The graphene ink prints as a liquid and dries into a robust, flexible scaffold that can be cut and sutured to tissues in the body or fabricated into patient-specific implants. The scientists also demonstrated that the material is biocompatible and biodegradable in vitro and in vivo.
In one test, they populated a graphene scaffold with stem cells to see if its electrical conductivity influenced cell behavior.
“We showed that these new electrically conducting scaffolds can inherently induce stem cell differentiation into neuron-like cells without the need for additional growth factors or electrical stimuli for nervous tissue regeneration,” Shah said. “It was very surprising.”

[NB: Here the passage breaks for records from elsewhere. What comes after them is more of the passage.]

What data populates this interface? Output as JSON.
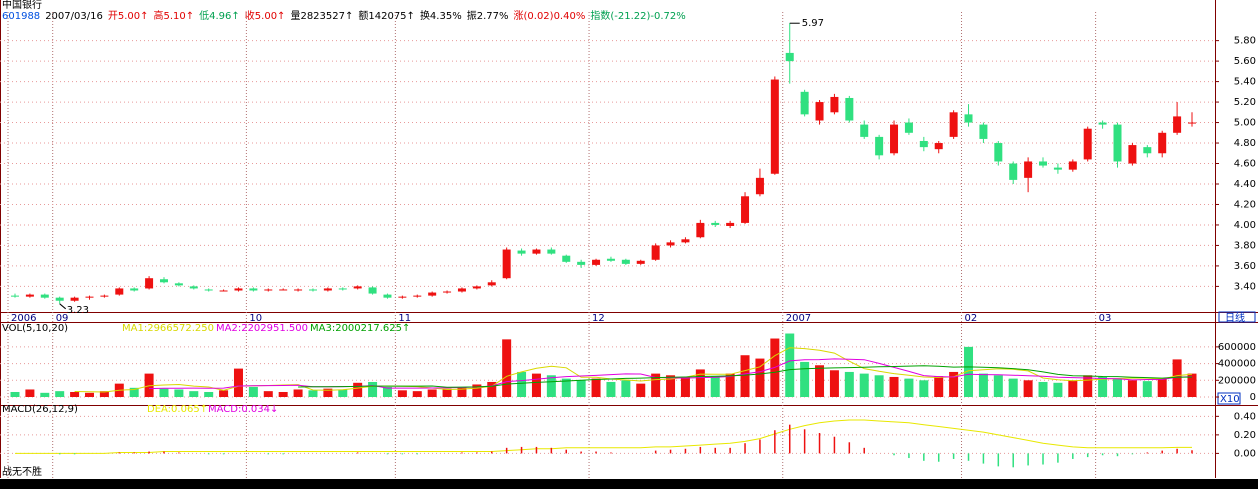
{
  "header": {
    "name": "中国银行",
    "fields": [
      {
        "text": "601988",
        "color": "#0050e0"
      },
      {
        "text": "2007/03/16",
        "color": "#000000"
      },
      {
        "text": "开5.00↑",
        "color": "#e00000"
      },
      {
        "text": "高5.10↑",
        "color": "#e00000"
      },
      {
        "text": "低4.96↑",
        "color": "#00a050"
      },
      {
        "text": "收5.00↑",
        "color": "#e00000"
      },
      {
        "text": "量2823527↑",
        "color": "#000000"
      },
      {
        "text": "额142075↑",
        "color": "#000000"
      },
      {
        "text": "换4.35%",
        "color": "#000000"
      },
      {
        "text": "振2.77%",
        "color": "#000000"
      },
      {
        "text": "涨(0.02)0.40%",
        "color": "#e00000"
      },
      {
        "text": "指数(-21.22)-0.72%",
        "color": "#00a050"
      }
    ]
  },
  "labels": {
    "period": "日线",
    "scale": "X10",
    "footer": "战无不胜"
  },
  "chart_data": [
    {
      "type": "candlestick",
      "up_color": "#ee1111",
      "down_color": "#30e080",
      "grid": true,
      "categories": [
        "2006",
        null,
        null,
        "09",
        null,
        null,
        null,
        null,
        null,
        null,
        null,
        null,
        null,
        null,
        null,
        null,
        "10",
        null,
        null,
        null,
        null,
        null,
        null,
        null,
        null,
        null,
        "11",
        null,
        null,
        null,
        null,
        null,
        null,
        null,
        null,
        null,
        null,
        null,
        null,
        "12",
        null,
        null,
        null,
        null,
        null,
        null,
        null,
        null,
        null,
        null,
        null,
        null,
        "2007",
        null,
        null,
        null,
        null,
        null,
        null,
        null,
        null,
        null,
        null,
        null,
        "02",
        null,
        null,
        null,
        null,
        null,
        null,
        null,
        null,
        "03",
        null,
        null,
        null,
        null,
        null,
        null
      ],
      "open": [
        3.31,
        3.3,
        3.32,
        3.29,
        3.26,
        3.29,
        3.3,
        3.32,
        3.38,
        3.38,
        3.47,
        3.43,
        3.4,
        3.37,
        3.36,
        3.36,
        3.38,
        3.36,
        3.37,
        3.36,
        3.37,
        3.36,
        3.38,
        3.38,
        3.39,
        3.32,
        3.29,
        3.3,
        3.31,
        3.34,
        3.35,
        3.38,
        3.41,
        3.48,
        3.75,
        3.72,
        3.76,
        3.7,
        3.64,
        3.61,
        3.67,
        3.66,
        3.62,
        3.66,
        3.8,
        3.83,
        3.88,
        4.02,
        3.99,
        4.02,
        4.3,
        4.5,
        5.68,
        5.3,
        5.02,
        5.1,
        5.24,
        4.98,
        4.86,
        4.7,
        5.0,
        4.82,
        4.74,
        4.86,
        5.08,
        4.98,
        4.8,
        4.6,
        4.46,
        4.62,
        4.56,
        4.54,
        4.64,
        5.0,
        4.98,
        4.6,
        4.76,
        4.7,
        4.9,
        5.0
      ],
      "high": [
        3.33,
        3.33,
        3.33,
        3.3,
        3.3,
        3.31,
        3.32,
        3.39,
        3.39,
        3.5,
        3.49,
        3.44,
        3.41,
        3.38,
        3.37,
        3.39,
        3.39,
        3.38,
        3.38,
        3.38,
        3.38,
        3.39,
        3.39,
        3.41,
        3.4,
        3.33,
        3.31,
        3.32,
        3.35,
        3.36,
        3.39,
        3.41,
        3.46,
        3.78,
        3.77,
        3.77,
        3.78,
        3.71,
        3.66,
        3.67,
        3.69,
        3.67,
        3.66,
        3.82,
        3.85,
        3.88,
        4.05,
        4.04,
        4.04,
        4.32,
        4.55,
        5.45,
        5.97,
        5.32,
        5.22,
        5.28,
        5.26,
        5.02,
        4.88,
        5.02,
        5.04,
        4.86,
        4.82,
        5.12,
        5.18,
        5.0,
        4.82,
        4.62,
        4.66,
        4.66,
        4.6,
        4.64,
        4.96,
        5.02,
        5.0,
        4.8,
        4.78,
        4.92,
        5.2,
        5.1
      ],
      "low": [
        3.29,
        3.29,
        3.28,
        3.23,
        3.25,
        3.27,
        3.29,
        3.31,
        3.35,
        3.37,
        3.43,
        3.4,
        3.37,
        3.35,
        3.35,
        3.35,
        3.35,
        3.35,
        3.36,
        3.35,
        3.35,
        3.35,
        3.36,
        3.37,
        3.32,
        3.28,
        3.28,
        3.29,
        3.3,
        3.33,
        3.34,
        3.37,
        3.4,
        3.47,
        3.7,
        3.71,
        3.71,
        3.63,
        3.58,
        3.6,
        3.64,
        3.61,
        3.61,
        3.65,
        3.78,
        3.82,
        3.87,
        3.98,
        3.97,
        4.01,
        4.28,
        4.49,
        5.38,
        5.06,
        4.98,
        5.08,
        5.0,
        4.84,
        4.64,
        4.68,
        4.88,
        4.72,
        4.7,
        4.84,
        4.96,
        4.8,
        4.58,
        4.4,
        4.32,
        4.56,
        4.5,
        4.52,
        4.62,
        4.94,
        4.56,
        4.58,
        4.66,
        4.66,
        4.88,
        4.96
      ],
      "close": [
        3.3,
        3.32,
        3.29,
        3.26,
        3.29,
        3.3,
        3.31,
        3.38,
        3.36,
        3.48,
        3.44,
        3.41,
        3.38,
        3.36,
        3.36,
        3.38,
        3.36,
        3.37,
        3.37,
        3.37,
        3.36,
        3.38,
        3.37,
        3.4,
        3.33,
        3.29,
        3.3,
        3.31,
        3.34,
        3.35,
        3.38,
        3.4,
        3.44,
        3.76,
        3.72,
        3.76,
        3.72,
        3.64,
        3.61,
        3.66,
        3.65,
        3.62,
        3.65,
        3.8,
        3.83,
        3.86,
        4.02,
        4.0,
        4.02,
        4.28,
        4.46,
        5.42,
        5.6,
        5.08,
        5.2,
        5.25,
        5.02,
        4.86,
        4.68,
        4.98,
        4.9,
        4.76,
        4.8,
        5.1,
        5.0,
        4.84,
        4.62,
        4.44,
        4.62,
        4.58,
        4.54,
        4.62,
        4.94,
        4.98,
        4.62,
        4.78,
        4.7,
        4.9,
        5.06,
        5.0
      ],
      "ylim": [
        3.15,
        6.06
      ],
      "yticks": [
        {
          "value": 3.4,
          "label": "3.40"
        },
        {
          "value": 3.6,
          "label": "3.60"
        },
        {
          "value": 3.8,
          "label": "3.80"
        },
        {
          "value": 4.0,
          "label": "4.00"
        },
        {
          "value": 4.2,
          "label": "4.20"
        },
        {
          "value": 4.4,
          "label": "4.40"
        },
        {
          "value": 4.6,
          "label": "4.60"
        },
        {
          "value": 4.8,
          "label": "4.80"
        },
        {
          "value": 5.0,
          "label": "5.00"
        },
        {
          "value": 5.2,
          "label": "5.20"
        },
        {
          "value": 5.4,
          "label": "5.40"
        },
        {
          "value": 5.6,
          "label": "5.60"
        },
        {
          "value": 5.8,
          "label": "5.80"
        }
      ]
    },
    {
      "type": "bar",
      "title": "VOL(5,10,20)",
      "up_color": "#ee1111",
      "down_color": "#30e080",
      "grid": true,
      "values": [
        60000,
        90000,
        50000,
        70000,
        60000,
        50000,
        70000,
        160000,
        110000,
        280000,
        100000,
        90000,
        70000,
        60000,
        80000,
        340000,
        120000,
        70000,
        60000,
        90000,
        80000,
        100000,
        90000,
        170000,
        180000,
        120000,
        80000,
        70000,
        90000,
        100000,
        120000,
        150000,
        180000,
        690000,
        300000,
        280000,
        260000,
        220000,
        200000,
        220000,
        180000,
        200000,
        160000,
        280000,
        260000,
        240000,
        330000,
        250000,
        280000,
        500000,
        460000,
        700000,
        760000,
        420000,
        380000,
        320000,
        300000,
        280000,
        260000,
        240000,
        220000,
        200000,
        250000,
        300000,
        600000,
        280000,
        260000,
        220000,
        200000,
        180000,
        170000,
        200000,
        260000,
        240000,
        220000,
        200000,
        190000,
        220000,
        450000,
        280000
      ],
      "series": [
        {
          "name": "MA1:2966572.250",
          "color": "#d8d800",
          "values": [
            null,
            null,
            null,
            null,
            66000,
            64000,
            60000,
            82000,
            90000,
            134000,
            144000,
            150000,
            130000,
            120000,
            80000,
            130000,
            134000,
            138000,
            144000,
            148000,
            84000,
            80000,
            86000,
            106000,
            128000,
            132000,
            128000,
            124000,
            108000,
            90000,
            94000,
            106000,
            128000,
            248000,
            300000,
            344000,
            368000,
            350000,
            236000,
            236000,
            216000,
            204000,
            192000,
            208000,
            216000,
            236000,
            274000,
            272000,
            272000,
            316000,
            362000,
            494000,
            590000,
            580000,
            560000,
            526000,
            428000,
            340000,
            308000,
            280000,
            260000,
            240000,
            234000,
            242000,
            314000,
            326000,
            338000,
            332000,
            312000,
            228000,
            206000,
            194000,
            202000,
            214000,
            220000,
            228000,
            226000,
            214000,
            256000,
            272000
          ]
        },
        {
          "name": "MA2:2202951.500",
          "color": "#e000e0",
          "values": [
            null,
            null,
            null,
            null,
            null,
            null,
            null,
            null,
            null,
            100000,
            104000,
            104000,
            106000,
            105000,
            107000,
            132000,
            134000,
            136000,
            138000,
            140000,
            122000,
            123000,
            125000,
            127000,
            137000,
            106000,
            107000,
            107000,
            108000,
            110000,
            114000,
            120000,
            132000,
            184000,
            196000,
            212000,
            230000,
            244000,
            252000,
            259000,
            268000,
            277000,
            275000,
            234000,
            230000,
            226000,
            232000,
            236000,
            246000,
            276000,
            302000,
            354000,
            432000,
            446000,
            448000,
            456000,
            452000,
            446000,
            402000,
            354000,
            306000,
            256000,
            244000,
            240000,
            272000,
            268000,
            267000,
            261000,
            255000,
            248000,
            236000,
            232000,
            228000,
            222000,
            218000,
            205000,
            209000,
            211000,
            236000,
            244000
          ]
        },
        {
          "name": "MA3:2000217.625↑",
          "color": "#00a000",
          "values": [
            null,
            null,
            null,
            null,
            null,
            null,
            null,
            null,
            null,
            null,
            null,
            null,
            null,
            null,
            null,
            null,
            null,
            null,
            null,
            120000,
            122000,
            123000,
            125000,
            127000,
            130000,
            130000,
            131000,
            131000,
            132000,
            117000,
            118000,
            121000,
            128000,
            155000,
            165000,
            175000,
            183000,
            191000,
            200000,
            210000,
            216000,
            223000,
            226000,
            232000,
            237000,
            240000,
            245000,
            249000,
            253000,
            262000,
            275000,
            296000,
            328000,
            339000,
            344000,
            348000,
            352000,
            357000,
            361000,
            365000,
            370000,
            373000,
            368000,
            358000,
            360000,
            356000,
            350000,
            340000,
            326000,
            300000,
            270000,
            255000,
            252000,
            246000,
            244000,
            237000,
            232000,
            226000,
            236000,
            240000
          ]
        }
      ],
      "ylim": [
        0,
        850000
      ],
      "yticks": [
        0,
        200000,
        400000,
        600000
      ]
    },
    {
      "type": "macd",
      "title": "MACD(26,12,9)",
      "up_color": "#ee1111",
      "down_color": "#30e080",
      "grid": true,
      "series": [
        {
          "name": "DEA:0.065↑",
          "color": "#e8e800",
          "type": "line",
          "values": [
            0,
            0,
            0,
            0,
            0,
            0,
            0,
            0.01,
            0.01,
            0.01,
            0.02,
            0.02,
            0.02,
            0.02,
            0.02,
            0.02,
            0.02,
            0.02,
            0.02,
            0.02,
            0.02,
            0.02,
            0.02,
            0.02,
            0.02,
            0.02,
            0.02,
            0.02,
            0.02,
            0.02,
            0.02,
            0.02,
            0.02,
            0.03,
            0.04,
            0.05,
            0.05,
            0.06,
            0.06,
            0.06,
            0.06,
            0.06,
            0.06,
            0.07,
            0.07,
            0.08,
            0.09,
            0.1,
            0.11,
            0.13,
            0.16,
            0.21,
            0.26,
            0.3,
            0.33,
            0.35,
            0.36,
            0.36,
            0.35,
            0.34,
            0.33,
            0.31,
            0.29,
            0.27,
            0.25,
            0.23,
            0.2,
            0.17,
            0.14,
            0.11,
            0.09,
            0.07,
            0.06,
            0.06,
            0.06,
            0.06,
            0.06,
            0.06,
            0.065,
            0.065
          ]
        },
        {
          "name": "MACD:0.034↓",
          "color": "#e000e0",
          "type": "bar",
          "values": [
            0,
            0,
            0,
            -0.01,
            -0.01,
            0,
            0,
            0.01,
            0.01,
            0.02,
            0.02,
            0.01,
            0,
            -0.01,
            -0.01,
            0,
            0,
            -0.01,
            -0.01,
            0,
            0,
            0,
            0,
            0.01,
            0,
            -0.01,
            -0.01,
            -0.01,
            0,
            0,
            0.01,
            0.01,
            0.02,
            0.06,
            0.07,
            0.07,
            0.06,
            0.04,
            0.02,
            0.02,
            0.01,
            0,
            0,
            0.03,
            0.04,
            0.05,
            0.07,
            0.06,
            0.06,
            0.11,
            0.15,
            0.25,
            0.31,
            0.26,
            0.22,
            0.18,
            0.12,
            0.06,
            0,
            -0.02,
            -0.05,
            -0.08,
            -0.09,
            -0.06,
            -0.08,
            -0.11,
            -0.14,
            -0.15,
            -0.13,
            -0.12,
            -0.1,
            -0.06,
            -0.04,
            -0.02,
            -0.03,
            -0.01,
            0.01,
            0.03,
            0.05,
            0.034
          ]
        }
      ],
      "ylim": [
        -0.19,
        0.49
      ],
      "yticks": [
        {
          "value": 0,
          "label": "0.00"
        },
        {
          "value": 0.2,
          "label": "0.20"
        },
        {
          "value": 0.4,
          "label": "0.40"
        }
      ]
    }
  ]
}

Biomedical applications for this work are broad. For example, graphene scaffolds could help regenerate damaged muscles and restore signaling so that movement is more natural, especially in facial defects or abnormalities.
Shah is currently collaborating with faculty from Feinberg’s divisions of Surgery-Organ Transplantation and Surgery-Plastic Surgery and the departments of Orthopaedic Surgery and Obstetrics and Gynecology to explore how these new 3-D printable biomaterials can be used for specific clinical situations.
“We’re just at the beginning,” she said. “We have expanded the biomaterial toolbox for 3-D printing, but now we need to test these materials with different cell types and for different tissue targets.”
The hydrogels work was supported by the National Institutes of Health (grant 1K01DK099454–01) and a National Science Foundation Graduate Research Fellowship. The graphene study was funded by Northwestern University’s International Institute for Nanotechnology (NU# SP0030341), Northwestern University’s McCormick Research Catalyst Award, the Office of Naval Research MURI Program (N00014-11-1-0690) and the Department of Defense through the National Defense Science and Engineering Graduate Fellowship Program.